Nuevo León ya suma 58 casos de sarampión, una cifra que evidencia las fallas en las campañas de prevención y vacunación del estado. Mientras el gobierno presume modernidad, enfermedades que se consideraban controladas vuelven a amenazar a las familias regias en este 2026.
En lo que va de abril se han sumado siete nuevos casos, demostrando que el brote está lejos de ser contenido.
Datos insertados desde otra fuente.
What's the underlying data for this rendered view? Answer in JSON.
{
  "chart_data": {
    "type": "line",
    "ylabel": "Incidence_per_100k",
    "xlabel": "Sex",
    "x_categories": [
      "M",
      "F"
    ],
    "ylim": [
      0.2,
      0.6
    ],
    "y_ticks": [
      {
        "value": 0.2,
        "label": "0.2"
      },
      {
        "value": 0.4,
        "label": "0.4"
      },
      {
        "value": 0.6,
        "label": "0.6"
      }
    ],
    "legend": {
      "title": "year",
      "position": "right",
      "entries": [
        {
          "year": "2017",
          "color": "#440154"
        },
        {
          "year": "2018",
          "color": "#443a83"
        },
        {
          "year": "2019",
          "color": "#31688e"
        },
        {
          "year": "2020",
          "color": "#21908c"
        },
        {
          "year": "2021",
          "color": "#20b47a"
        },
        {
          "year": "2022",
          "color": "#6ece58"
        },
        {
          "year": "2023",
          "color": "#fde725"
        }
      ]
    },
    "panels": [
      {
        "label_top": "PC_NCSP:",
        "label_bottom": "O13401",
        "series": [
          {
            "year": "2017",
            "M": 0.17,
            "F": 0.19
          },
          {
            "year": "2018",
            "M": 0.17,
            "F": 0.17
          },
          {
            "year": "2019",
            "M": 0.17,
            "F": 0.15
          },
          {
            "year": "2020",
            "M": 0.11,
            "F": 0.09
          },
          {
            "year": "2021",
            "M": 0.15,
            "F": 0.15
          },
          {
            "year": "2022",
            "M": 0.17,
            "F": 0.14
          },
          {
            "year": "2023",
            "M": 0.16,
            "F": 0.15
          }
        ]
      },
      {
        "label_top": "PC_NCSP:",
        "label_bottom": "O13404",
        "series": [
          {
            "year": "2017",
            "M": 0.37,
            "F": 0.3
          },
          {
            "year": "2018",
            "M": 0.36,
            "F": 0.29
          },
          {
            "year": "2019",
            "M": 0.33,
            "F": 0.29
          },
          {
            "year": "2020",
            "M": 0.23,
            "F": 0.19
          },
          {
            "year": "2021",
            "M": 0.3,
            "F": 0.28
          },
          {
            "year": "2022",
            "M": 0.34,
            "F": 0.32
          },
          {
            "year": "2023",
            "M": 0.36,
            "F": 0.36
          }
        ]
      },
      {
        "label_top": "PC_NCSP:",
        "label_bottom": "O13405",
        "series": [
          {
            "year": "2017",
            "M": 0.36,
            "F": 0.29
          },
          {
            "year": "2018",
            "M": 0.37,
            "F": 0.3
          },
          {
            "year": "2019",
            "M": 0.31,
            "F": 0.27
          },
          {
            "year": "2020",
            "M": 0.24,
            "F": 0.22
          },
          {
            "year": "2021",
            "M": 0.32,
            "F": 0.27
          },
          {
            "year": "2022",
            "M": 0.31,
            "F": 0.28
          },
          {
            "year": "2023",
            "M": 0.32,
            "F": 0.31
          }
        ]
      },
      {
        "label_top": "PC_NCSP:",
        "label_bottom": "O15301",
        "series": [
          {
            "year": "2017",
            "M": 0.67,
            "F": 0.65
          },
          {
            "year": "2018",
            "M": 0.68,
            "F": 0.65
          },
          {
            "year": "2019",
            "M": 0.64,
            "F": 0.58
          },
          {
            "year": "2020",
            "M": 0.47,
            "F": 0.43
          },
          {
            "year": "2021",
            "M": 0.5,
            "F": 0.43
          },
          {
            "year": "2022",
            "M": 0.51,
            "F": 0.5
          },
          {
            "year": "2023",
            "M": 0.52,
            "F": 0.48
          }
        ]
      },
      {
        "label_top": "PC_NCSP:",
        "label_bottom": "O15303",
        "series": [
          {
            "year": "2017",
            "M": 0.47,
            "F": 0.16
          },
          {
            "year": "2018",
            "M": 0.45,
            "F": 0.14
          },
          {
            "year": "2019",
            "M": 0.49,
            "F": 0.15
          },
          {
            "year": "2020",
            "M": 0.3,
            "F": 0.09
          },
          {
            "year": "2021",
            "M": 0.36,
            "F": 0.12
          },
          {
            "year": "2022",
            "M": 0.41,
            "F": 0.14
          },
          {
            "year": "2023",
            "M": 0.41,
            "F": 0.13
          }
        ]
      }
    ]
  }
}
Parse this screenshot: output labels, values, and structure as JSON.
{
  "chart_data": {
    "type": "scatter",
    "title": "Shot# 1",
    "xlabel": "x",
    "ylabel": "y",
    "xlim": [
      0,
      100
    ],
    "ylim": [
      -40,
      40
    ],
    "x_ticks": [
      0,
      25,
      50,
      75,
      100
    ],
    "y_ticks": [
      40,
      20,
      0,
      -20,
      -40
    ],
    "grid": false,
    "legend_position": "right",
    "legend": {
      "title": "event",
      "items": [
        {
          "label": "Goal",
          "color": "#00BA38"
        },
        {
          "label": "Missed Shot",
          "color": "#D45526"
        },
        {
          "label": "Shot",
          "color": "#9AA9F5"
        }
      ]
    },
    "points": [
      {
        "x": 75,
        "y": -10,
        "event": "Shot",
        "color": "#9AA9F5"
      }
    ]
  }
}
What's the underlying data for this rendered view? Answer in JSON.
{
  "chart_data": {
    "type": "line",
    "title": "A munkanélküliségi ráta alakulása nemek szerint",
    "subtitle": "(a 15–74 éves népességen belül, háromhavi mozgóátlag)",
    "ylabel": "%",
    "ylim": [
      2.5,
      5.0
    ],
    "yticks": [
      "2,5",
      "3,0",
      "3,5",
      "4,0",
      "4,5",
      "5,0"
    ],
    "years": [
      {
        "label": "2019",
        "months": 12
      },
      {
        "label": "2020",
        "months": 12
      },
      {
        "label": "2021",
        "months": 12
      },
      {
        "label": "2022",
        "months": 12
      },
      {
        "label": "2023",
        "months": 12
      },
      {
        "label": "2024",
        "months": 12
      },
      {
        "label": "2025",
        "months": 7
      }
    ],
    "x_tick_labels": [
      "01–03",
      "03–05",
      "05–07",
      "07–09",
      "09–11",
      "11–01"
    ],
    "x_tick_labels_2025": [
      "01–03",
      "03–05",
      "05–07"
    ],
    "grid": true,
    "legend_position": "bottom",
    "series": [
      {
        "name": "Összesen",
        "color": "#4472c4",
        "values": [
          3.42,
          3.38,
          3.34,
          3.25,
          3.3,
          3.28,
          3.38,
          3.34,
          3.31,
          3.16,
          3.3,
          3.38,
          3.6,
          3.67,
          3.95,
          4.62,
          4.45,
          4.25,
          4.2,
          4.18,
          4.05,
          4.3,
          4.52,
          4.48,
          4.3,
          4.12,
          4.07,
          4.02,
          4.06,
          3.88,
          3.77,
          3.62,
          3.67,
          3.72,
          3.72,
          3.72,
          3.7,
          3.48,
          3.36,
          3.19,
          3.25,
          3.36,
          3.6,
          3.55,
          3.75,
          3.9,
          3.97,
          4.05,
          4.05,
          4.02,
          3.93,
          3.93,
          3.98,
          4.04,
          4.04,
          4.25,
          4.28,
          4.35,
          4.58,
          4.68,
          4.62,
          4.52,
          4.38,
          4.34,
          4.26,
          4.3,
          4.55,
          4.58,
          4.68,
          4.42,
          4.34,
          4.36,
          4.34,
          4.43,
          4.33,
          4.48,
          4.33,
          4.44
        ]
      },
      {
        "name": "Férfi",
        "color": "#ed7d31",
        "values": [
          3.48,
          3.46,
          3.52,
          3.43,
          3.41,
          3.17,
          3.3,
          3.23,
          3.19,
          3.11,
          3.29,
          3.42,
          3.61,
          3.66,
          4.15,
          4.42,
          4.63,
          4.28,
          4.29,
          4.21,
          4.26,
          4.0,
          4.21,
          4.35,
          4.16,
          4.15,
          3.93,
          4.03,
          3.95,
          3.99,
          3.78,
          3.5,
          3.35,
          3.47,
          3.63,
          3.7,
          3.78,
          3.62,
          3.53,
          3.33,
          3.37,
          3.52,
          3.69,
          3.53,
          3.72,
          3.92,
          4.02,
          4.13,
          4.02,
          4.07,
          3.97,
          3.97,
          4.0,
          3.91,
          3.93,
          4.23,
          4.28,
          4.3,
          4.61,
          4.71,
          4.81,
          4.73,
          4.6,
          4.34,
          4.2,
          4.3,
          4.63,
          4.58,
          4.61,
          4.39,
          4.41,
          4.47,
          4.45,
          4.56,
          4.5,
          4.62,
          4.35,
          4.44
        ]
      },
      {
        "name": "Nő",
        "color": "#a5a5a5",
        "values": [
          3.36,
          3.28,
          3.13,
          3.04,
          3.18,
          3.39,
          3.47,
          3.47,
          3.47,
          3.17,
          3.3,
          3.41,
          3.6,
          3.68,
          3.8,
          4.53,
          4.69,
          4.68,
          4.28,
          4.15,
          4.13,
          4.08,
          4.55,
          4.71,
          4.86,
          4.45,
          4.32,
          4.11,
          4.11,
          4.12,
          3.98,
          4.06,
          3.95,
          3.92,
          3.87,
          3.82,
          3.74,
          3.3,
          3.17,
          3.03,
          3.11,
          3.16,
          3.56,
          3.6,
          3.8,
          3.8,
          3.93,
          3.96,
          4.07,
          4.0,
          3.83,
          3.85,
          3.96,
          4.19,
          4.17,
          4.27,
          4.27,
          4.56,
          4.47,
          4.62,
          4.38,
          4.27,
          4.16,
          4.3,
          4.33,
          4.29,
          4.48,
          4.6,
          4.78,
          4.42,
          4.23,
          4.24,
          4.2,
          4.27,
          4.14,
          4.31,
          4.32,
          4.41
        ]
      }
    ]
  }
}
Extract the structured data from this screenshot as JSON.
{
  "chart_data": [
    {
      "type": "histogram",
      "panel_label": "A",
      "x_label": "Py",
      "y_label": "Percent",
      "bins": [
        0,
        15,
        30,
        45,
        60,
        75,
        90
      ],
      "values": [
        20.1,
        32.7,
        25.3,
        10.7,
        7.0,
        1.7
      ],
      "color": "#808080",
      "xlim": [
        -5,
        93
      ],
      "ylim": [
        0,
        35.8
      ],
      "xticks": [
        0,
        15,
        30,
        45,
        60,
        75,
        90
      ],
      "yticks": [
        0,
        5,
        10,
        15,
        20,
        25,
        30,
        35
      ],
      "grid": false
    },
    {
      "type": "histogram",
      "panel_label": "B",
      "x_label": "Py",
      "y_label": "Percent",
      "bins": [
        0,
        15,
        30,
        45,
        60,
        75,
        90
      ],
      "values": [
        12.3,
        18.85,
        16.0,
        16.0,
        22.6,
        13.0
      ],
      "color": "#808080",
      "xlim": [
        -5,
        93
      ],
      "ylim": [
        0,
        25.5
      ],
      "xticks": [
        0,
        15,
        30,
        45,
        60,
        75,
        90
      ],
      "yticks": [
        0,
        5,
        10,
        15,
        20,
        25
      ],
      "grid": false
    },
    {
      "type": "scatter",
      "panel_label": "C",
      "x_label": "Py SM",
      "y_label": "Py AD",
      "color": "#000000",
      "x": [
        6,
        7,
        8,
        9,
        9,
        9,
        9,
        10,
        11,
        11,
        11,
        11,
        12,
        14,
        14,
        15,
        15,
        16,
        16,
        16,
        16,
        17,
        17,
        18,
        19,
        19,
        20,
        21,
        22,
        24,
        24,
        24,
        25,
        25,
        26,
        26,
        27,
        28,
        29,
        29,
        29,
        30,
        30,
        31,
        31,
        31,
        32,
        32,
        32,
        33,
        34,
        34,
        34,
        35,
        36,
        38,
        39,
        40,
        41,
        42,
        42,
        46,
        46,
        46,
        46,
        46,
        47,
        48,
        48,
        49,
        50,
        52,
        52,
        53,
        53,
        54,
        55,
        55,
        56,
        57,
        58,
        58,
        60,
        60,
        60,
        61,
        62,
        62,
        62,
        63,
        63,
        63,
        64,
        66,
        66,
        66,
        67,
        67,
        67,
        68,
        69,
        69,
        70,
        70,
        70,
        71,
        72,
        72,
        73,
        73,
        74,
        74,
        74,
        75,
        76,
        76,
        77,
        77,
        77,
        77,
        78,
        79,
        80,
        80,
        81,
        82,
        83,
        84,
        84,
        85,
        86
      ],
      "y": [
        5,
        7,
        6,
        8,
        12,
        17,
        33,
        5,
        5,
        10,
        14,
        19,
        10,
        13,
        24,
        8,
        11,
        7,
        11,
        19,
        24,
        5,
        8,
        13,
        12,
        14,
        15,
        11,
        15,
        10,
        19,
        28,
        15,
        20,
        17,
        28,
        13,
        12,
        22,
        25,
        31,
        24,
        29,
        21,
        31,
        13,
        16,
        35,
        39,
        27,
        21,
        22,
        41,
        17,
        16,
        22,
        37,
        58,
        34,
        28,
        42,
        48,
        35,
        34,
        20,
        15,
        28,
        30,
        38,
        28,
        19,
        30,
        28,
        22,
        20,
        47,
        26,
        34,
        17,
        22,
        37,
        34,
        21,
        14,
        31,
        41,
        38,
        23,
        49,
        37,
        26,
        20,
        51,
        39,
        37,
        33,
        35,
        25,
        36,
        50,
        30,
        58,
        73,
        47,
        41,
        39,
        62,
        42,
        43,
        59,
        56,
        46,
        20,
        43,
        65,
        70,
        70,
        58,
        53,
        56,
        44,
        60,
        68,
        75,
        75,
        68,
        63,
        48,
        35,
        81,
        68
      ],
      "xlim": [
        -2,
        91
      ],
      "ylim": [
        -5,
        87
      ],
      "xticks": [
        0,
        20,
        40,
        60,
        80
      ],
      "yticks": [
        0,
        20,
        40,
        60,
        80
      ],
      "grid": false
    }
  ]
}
El aumento exponencial desde febrero, cuando se registraron 32 contagios, pone en duda la capacidad de respuesta inmediata de las autoridades de salud estatales.
A nivel nacional, México enfrenta una crisis con más de 15,000 casos acumulados y 36 muertes, lo que resalta la gravedad de la situación. La falta de un plan robusto de salud pública ha permitido que el virus se asiente en grupos vulnerables, especialmente en niños de 1 a 4 años.
La administración de Samuel García se ha enfocado en anuncios mediáticos mientras la cobertura de vacunación presenta rezagos que hoy pasan factura. El bienestar de los ciudadanos queda comprometido por una gestión que reacciona tarde ante las emergencias sanitarias.
Este repunte de sarampión es el resultado de años de políticas de salud inconsistentes. Los ciudadanos pagan el precio de la falta de previsión en un sistema de salud que parece más preocupado por las estadísticas que por la protección real de la infancia nuevoleonesa.